Figure 2.

Expression of contractile proteins and dedifferentiation markers in aortic segments 2 weeks post-rapamycin treatment. (A) Representative lower-power micrographs of the hematoxylin and eosin and Verhoeff-Van Gieson staining of NaCl-treated (sham group, n=6) and CaCl₂-treated aortas (TAA group, n=6) pretreated with rapamycin (RAPA group, n=8) and DMSO (DMSO group, n=8). Scale bar, 500 µm. (B) Measurements of external media diameter and grading of elastin degradation in the four groups (2 weeks post-TAA induction). Data are presented as the mean ± standard error of mean, *P<0.05 as indicated. (C) Representative pictures of immunohistochemical study in aortic segments 2 weeks post-TAA induction. The slides were stained with αSMA, calponin, S100A4, OPN, MMP2 and MMP9. The anti-rabbit horseradish peroxidase/diaminobenzidine detection system was used to visualize the expression (brown staining).

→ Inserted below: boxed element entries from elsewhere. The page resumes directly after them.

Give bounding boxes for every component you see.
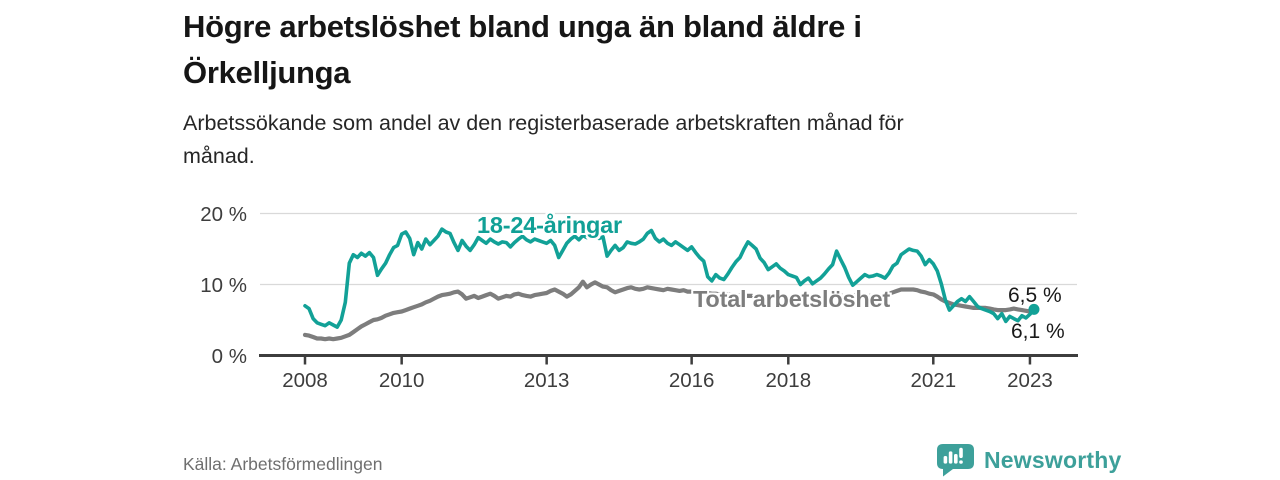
x-axis-label: 2018 — [765, 369, 811, 392]
y-axis-label: 0 % — [212, 345, 247, 368]
newsworthy-logo: Newsworthy — [936, 443, 1121, 477]
source-note: Källa: Arbetsförmedlingen — [183, 454, 383, 474]
series-label-total: Total arbetslöshet — [693, 286, 891, 312]
x-axis-label: 2013 — [524, 369, 570, 392]
x-axis-label: 2010 — [379, 369, 425, 392]
end-value-total: 6,1 % — [1011, 320, 1065, 343]
end-value-18-24: 6,5 % — [1008, 284, 1062, 307]
y-axis-label: 20 % — [200, 203, 247, 226]
chart-subtitle: Arbetssökande som andel av den registerb… — [183, 111, 904, 168]
chart-title: Högre arbetslöshet bland unga än bland ä… — [183, 9, 862, 90]
y-axis-label: 10 % — [200, 274, 247, 297]
x-axis-label: 2008 — [282, 369, 328, 392]
x-axis-label: 2021 — [910, 369, 956, 392]
x-axis-label: 2016 — [669, 369, 715, 392]
newsworthy-bar-chart-bubble-icon — [937, 444, 974, 477]
newsworthy-logo-text: Newsworthy — [984, 446, 1122, 473]
x-axis-label: 2023 — [1007, 369, 1053, 392]
series-line-1 — [302, 279, 1037, 342]
series-line-0 — [303, 227, 1036, 329]
end-point-marker — [1028, 303, 1040, 315]
series-label-18-24: 18-24-åringar — [477, 212, 622, 238]
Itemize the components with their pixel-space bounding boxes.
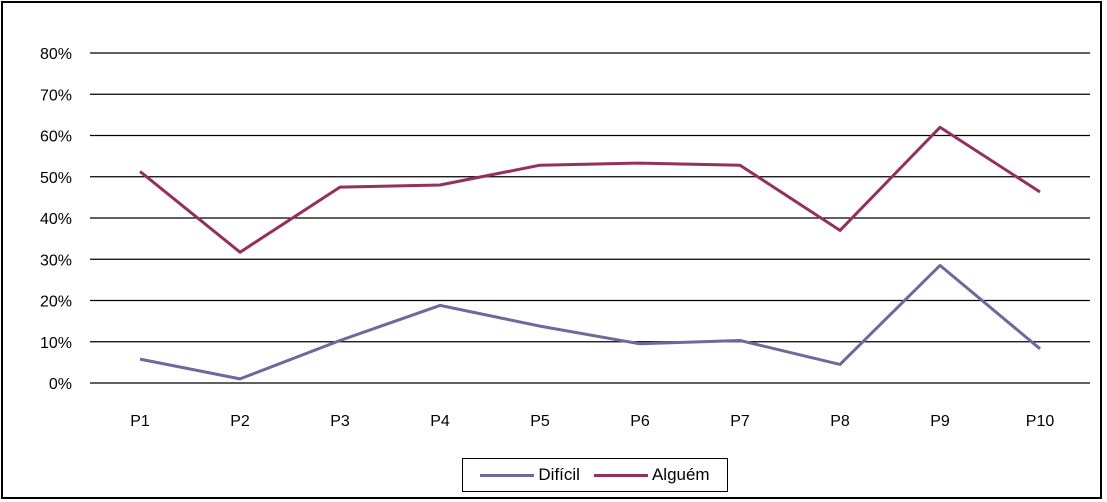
x-tick-label: P5 bbox=[530, 413, 550, 430]
series-line-1 bbox=[139, 125, 1041, 254]
x-tick-label: P6 bbox=[630, 413, 650, 430]
legend-swatch-alguem bbox=[593, 473, 648, 477]
x-tick-label: P4 bbox=[430, 413, 450, 430]
x-tick-label: P2 bbox=[230, 413, 250, 430]
legend: Difícil Alguém bbox=[462, 458, 728, 492]
y-tick-label: 70% bbox=[40, 87, 72, 104]
x-tick-label: P7 bbox=[730, 413, 750, 430]
x-tick-label: P3 bbox=[330, 413, 350, 430]
x-axis-tick-labels: P1 P2 P3 P4 P5 P6 P7 P8 P9 P10 bbox=[130, 413, 1054, 430]
x-tick-label: P10 bbox=[1026, 413, 1055, 430]
x-tick-label: P8 bbox=[830, 413, 850, 430]
y-tick-label: 0% bbox=[49, 376, 72, 393]
y-axis-tick-labels: 0% 10% 20% 30% 40% 50% 60% 70% 80% bbox=[40, 46, 72, 393]
y-tick-label: 30% bbox=[40, 252, 72, 269]
legend-item-dificil: Difícil bbox=[480, 465, 580, 485]
y-tick-label: 50% bbox=[40, 170, 72, 187]
y-tick-label: 40% bbox=[40, 211, 72, 228]
legend-label-alguem: Alguém bbox=[651, 465, 710, 484]
series-lines bbox=[139, 125, 1041, 381]
legend-item-alguem: Alguém bbox=[593, 465, 710, 485]
y-tick-label: 20% bbox=[40, 294, 72, 311]
y-tick-label: 80% bbox=[40, 46, 72, 63]
x-tick-label: P1 bbox=[130, 413, 150, 430]
x-tick-label: P9 bbox=[930, 413, 950, 430]
gridlines bbox=[90, 52, 1090, 384]
y-tick-label: 10% bbox=[40, 335, 72, 352]
legend-swatch-dificil bbox=[480, 473, 535, 477]
y-tick-label: 60% bbox=[40, 129, 72, 146]
series-line-0 bbox=[139, 263, 1041, 381]
legend-label-dificil: Difícil bbox=[538, 465, 580, 484]
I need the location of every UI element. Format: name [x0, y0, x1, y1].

Scale bar, 50 µm. (D) The quantitation of the protein content of αSMA, calponin, S100A4, OPN, MMP2 and MMP9. The immunohistologically stained slides were assessed by computerized planimetry in the aortic adventitia and aortic media. Data are presented as the mean ± standard error of mean. *P<0.05 as indicated. TAA, thoracic aortic aneurysm; RAPA, rapamycin; MMP, matrix metallopeptidase; OPN, osteopontin; αSMA, α-smooth muscle actin; IOD, integral optical density.